Ghana’s National Entrepreneurship and Innovation Programme (NEIP) has earned international acclaim, with the World Bank spotlighting it as a model initiative in Africa’s drive to transform agriculture into a powerful engine for job creation and economic inclusion. In a strategic policy shift aimed at scaling agribusiness and food systems across the continent, the World Bank Group has committed to doubling its agribusiness investment to $9 billion annually by 2030.
The announcement was made in a joint blog by Ousmane Diagana, World Bank Vice President for Western and Central Africa; Chakib Jenane, Regional Director for Sustainable Development; and Steven Were Omamo, Senior Agricultural Economist
The blog titled, “The Hidden Jobs Engine: Unleashing the Potential of Agriculture in Sub-Saharan Africa” praised NEIP as a “promising example of good practices” in transforming agriculture through entrepreneurship.
Launched in 2017, the NEIP was created as a flagship initiative by the Government of Ghana to support start-ups and small businesses, with a special focus on job creation. Its mandate includes providing business development services, training, access to funding, and policy support to new and early-stage businesses across all sectors, with agribusiness being a major focus.

Through initiatives like the Presidential Business Support Programme (PBSP) and the Greenhouse Village Project, NEIP supported over 19,000 businesses and trained more than 45,000 young entrepreneurs. The programme has been instrumental in building Ghana’s capacity for agro-processing, climate-smart agriculture, and youth-led innovation in food production and distribution.
One such success story is Francis Kwame Panford, a dedicated pig farmer and a beneficiary of the NEIP Business Support Programme. While he also raises ducks and a few goats, his primary focus is on pig farming. Through hard work and expertise, Mr Panford ensures high-quality livestock production, contributing to the agricultural sector’s growth and sustainability.
Its partnership with private sector actors and financial institutions, as well as the collaboration with development agencies, has further amplified its impact. NEIP’s inclusive approach, emphasizing women and youth participation, aligns closely with the World Bank’s vision of a job-rich and innovation-driven agrifood system.

A Strategic Shift for Africa
In its blog, the World Bank identified five major strategic shifts necessary to unlock the full potential of Africa’s agrifood sector:
From productivity to job-rich value chains: Transitioning from a narrow focus on yields to broader ecosystems that drive employment.
Scaling youth-focused skills programmes: Training youth in digital technologies, climate-smart farming, and mechanization to spark innovation.
Strengthening rural infrastructure: Investments in roads, energy, and storage to reduce costs and improve market access.
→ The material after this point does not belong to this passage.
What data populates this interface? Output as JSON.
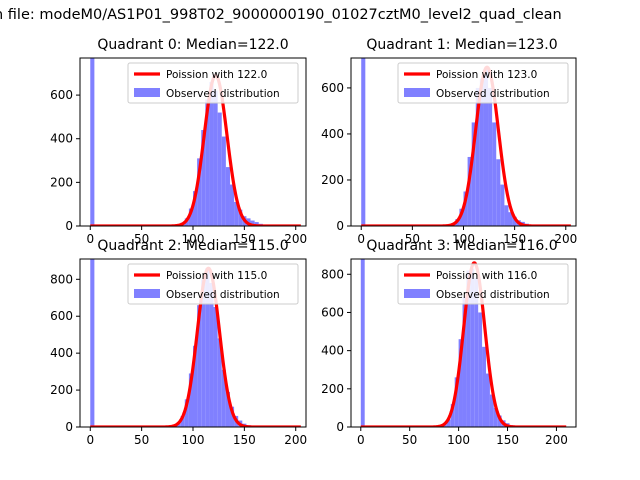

Reforming land and finance systems: Making credit and land more accessible to women and youth.
Aligning public and donor investments: Prioritizing job intensity and redirecting subsidies to impactful innovation
Nigeria’s Anchor Borrowers Programme was also cited as a notable example, though the World Bank emphasized the importance of consistency in implementation and follow-up.
With some 362 million young Africans expected to enter the workforce over the next decade and only 151 million jobs projected to be available, the mismatch, the Bank maintains “is stark,” noting that agriculture is being reimagined not as a safety net but as a frontier for economic transformation.

The decision of the World Banks to channel $9 billion annually into agribusiness initiatives by 2030 is expected to bolster such efforts, with NEIP potentially playing a central role in regional knowledge sharing and scaling.
“The question is not whether agriculture can create jobs, but whether governments, donors, and investors will support the sector with the urgency and ambition required. Failure to act risks squandering this opportunity and jeopardizing an entire generation,” Mr Diagana and his colleagues jointly stressed.